JB Hi-Fi released the financial results for its last financial year. The retailer has reported strong results, no doubt benefiting from the collapse of one of its biggest rivals Dick Smith. JB Hi-Fi ‘s net profits went up by 11.5 per cent to $152.2 million. Sales jumped by 8.3 per cent to $3.95 billion and the company is looking to open new stores. This sent JB Hi-Fi share prices soaring.
These results are impressive given that its competitors have struggled and perished in the ruthless retail scene. We’ve already mentioned Dick Smith’s demise. Harvey Norman has gained some momentum but it’s far from healthy.
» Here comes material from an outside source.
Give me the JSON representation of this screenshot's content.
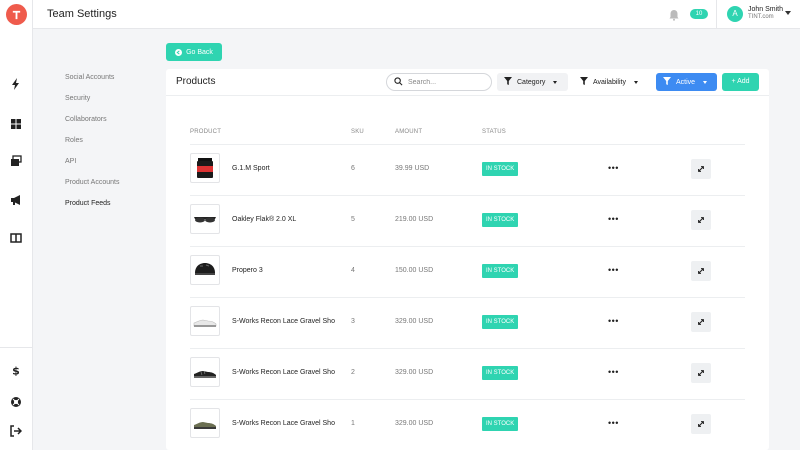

Physical retailers also have to constantly weather the pressure from online retailers from overseas that can offer technology goods for cheaper. Real estate isn’t cheap and JB Hi-Fi has over 200 physical stores.
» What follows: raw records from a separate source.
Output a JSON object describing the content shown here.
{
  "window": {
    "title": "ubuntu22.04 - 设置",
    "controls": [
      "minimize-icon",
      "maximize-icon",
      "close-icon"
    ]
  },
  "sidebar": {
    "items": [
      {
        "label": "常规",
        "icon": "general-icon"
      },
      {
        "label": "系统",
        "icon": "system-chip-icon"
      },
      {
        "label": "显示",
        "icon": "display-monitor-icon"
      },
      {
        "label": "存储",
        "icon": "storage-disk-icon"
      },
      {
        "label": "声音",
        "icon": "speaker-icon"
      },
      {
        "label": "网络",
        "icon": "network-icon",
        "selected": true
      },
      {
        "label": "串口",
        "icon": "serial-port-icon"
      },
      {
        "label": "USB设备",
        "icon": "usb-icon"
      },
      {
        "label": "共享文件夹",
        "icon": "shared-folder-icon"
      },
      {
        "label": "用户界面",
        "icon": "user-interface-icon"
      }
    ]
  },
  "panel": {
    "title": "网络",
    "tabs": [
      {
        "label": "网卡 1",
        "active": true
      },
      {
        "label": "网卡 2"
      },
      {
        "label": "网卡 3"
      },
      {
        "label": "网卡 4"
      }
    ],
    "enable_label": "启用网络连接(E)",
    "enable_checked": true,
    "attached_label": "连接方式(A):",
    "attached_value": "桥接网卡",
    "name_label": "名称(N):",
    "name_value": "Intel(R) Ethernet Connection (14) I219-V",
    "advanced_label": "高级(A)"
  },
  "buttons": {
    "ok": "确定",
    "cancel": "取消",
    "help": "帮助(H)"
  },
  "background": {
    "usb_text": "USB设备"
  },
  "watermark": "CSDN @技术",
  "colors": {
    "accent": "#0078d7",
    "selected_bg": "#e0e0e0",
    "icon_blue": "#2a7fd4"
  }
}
So how does JB Hi-Fi continue to thrive in such a hostile environment?
Jumping on change
One of the reasons for JB Hi-Fi’s success is illustrated in a graph that was shown in one of its financial results presentation slides. It shows how the company’s product mix has changed throughout the years:
As you can see, the product range at the retailer has evolved rapidly to follow new trends in the technology space. Indeed, part of JB Hi-Fi’s strategy is to be the first to market with new technologies.
Now, with increasing threat to the disposable consumer electronic goods business, JB has jumped at the chance to acquire The Good Guys to get a greater foothold in the home appliance space. While it’s easy for people to shop around online for consumer goods that don’t costs too much, many are still uncomfortable buying larger home goods such as TVs, washing machines and fridges online and prefer the in-shop experience.
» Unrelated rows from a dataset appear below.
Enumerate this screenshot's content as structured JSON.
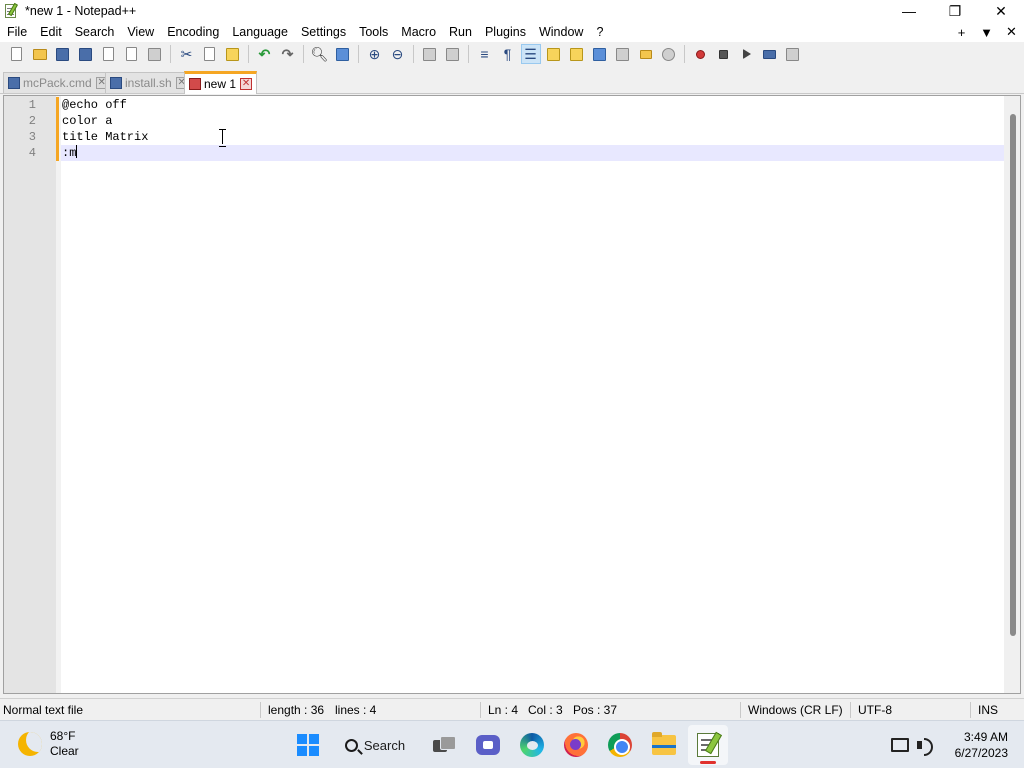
{
  "window": {
    "title": "*new 1 - Notepad++",
    "controls": {
      "minimize": "—",
      "maximize": "❐",
      "close": "✕"
    }
  },
  "menu": {
    "items": [
      "File",
      "Edit",
      "Search",
      "View",
      "Encoding",
      "Language",
      "Settings",
      "Tools",
      "Macro",
      "Run",
      "Plugins",
      "Window",
      "?"
    ],
    "right": {
      "add": "+",
      "dropdown": "▼",
      "close": "✕"
    }
  },
  "toolbar": {
    "icons": [
      "new-file-icon",
      "open-file-icon",
      "save-icon",
      "save-all-icon",
      "close-icon",
      "close-all-icon",
      "print-icon",
      "cut-icon",
      "copy-icon",
      "paste-icon",
      "undo-icon",
      "redo-icon",
      "find-icon",
      "replace-icon",
      "zoom-in-icon",
      "zoom-out-icon",
      "sync-vertical-icon",
      "sync-horizontal-icon",
      "word-wrap-icon",
      "show-all-characters-icon",
      "indent-guide-icon",
      "document-map-icon",
      "function-list-icon",
      "folder-as-workspace-icon",
      "monitoring-icon",
      "record-macro-icon",
      "stop-recording-icon",
      "playback-macro-icon",
      "run-macro-multiple-icon",
      "save-macro-icon"
    ]
  },
  "tabs": [
    {
      "label": "mcPack.cmd",
      "active": false
    },
    {
      "label": "install.sh",
      "active": false
    },
    {
      "label": "new 1",
      "active": true
    }
  ],
  "editor": {
    "lines": [
      {
        "num": "1",
        "text": "@echo off"
      },
      {
        "num": "2",
        "text": "color a"
      },
      {
        "num": "3",
        "text": "title Matrix"
      },
      {
        "num": "4",
        "text": ":m"
      }
    ],
    "current_line": 4
  },
  "status": {
    "file_type": "Normal text file",
    "length": "length : 36",
    "lines": "lines : 4",
    "ln": "Ln : 4",
    "col": "Col : 3",
    "pos": "Pos : 37",
    "eol": "Windows (CR LF)",
    "encoding": "UTF-8",
    "mode": "INS"
  },
  "taskbar": {
    "weather": {
      "temp": "68°F",
      "condition": "Clear"
    },
    "search_label": "Search",
    "clock": {
      "time": "3:49 AM",
      "date": "6/27/2023"
    }
  }
}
“The home appliance market in Australia is circa $4.6 billion, larger than many of the other categories JB Hi-Fi operates in and presents a significant opportunity for the company,” JB Hi-Fi said in its presentation.
Another way JB Hi-Fi is combating the threat from online retailers is to try and beat them at their own game. Its online sales grew by 35.8 per cent in the last financial year and accounted for 3.0 per cent of total sales.
Rather than treating online retail as a separate side business that is often neglected, JB Hi-Fi approaches it as an extension to its physical outlets.
“We have appointed a number of new staff with strong digital experience who are focused on building a great customer experience in our product categories,” the company said in its presentation.
While it’s difficult to completely match overseas online retailers on price, many people wouldn’t mind spending a couple of dollars more to buy from a local retailers because they don’t have to worry about long shipping times and having to interact with customer service representatives that operate in a different time zone.
Retail is notorious for its high staff turnover rates. It can also be a toxic and demoralising environment for workers as it’s often heavily driven by sales. This can have a major impact on staff attitude and performance.
What JB Hi-Fi has really done well is build a reputation that it’s a good retailer to work for. Over the years, the company has garnered attention for allowing its staff creative freedom to market its goods with tongue-in-cheek messages on store shelves and hilarious displays; it has become a bit of a tradition.
In its financial presentation, JB Hi-Fi called out “high level of customer service” and “passionate and knowledgeable staff” as part of its business model.
I can’t speak for everybody’s experience with JB Hi-Fi workers, but the company did come out on top in the AMR 2016 Corporate Reputation Index, which measures overall reputation and how Australians feel about companies based a number of factors including products and services, innovation and workplace.
JB Hi-Fi’s success is encouraging in an industry that seems to be suffering as Australians become more savvy and favour online shopping. While the Australian retail industry has claimed many victims, it’s nice to call out a company that seems to be on the right track by constantly re-evaluating and changing its business accordingly. There are definitely lessons here that other retailers can learn from.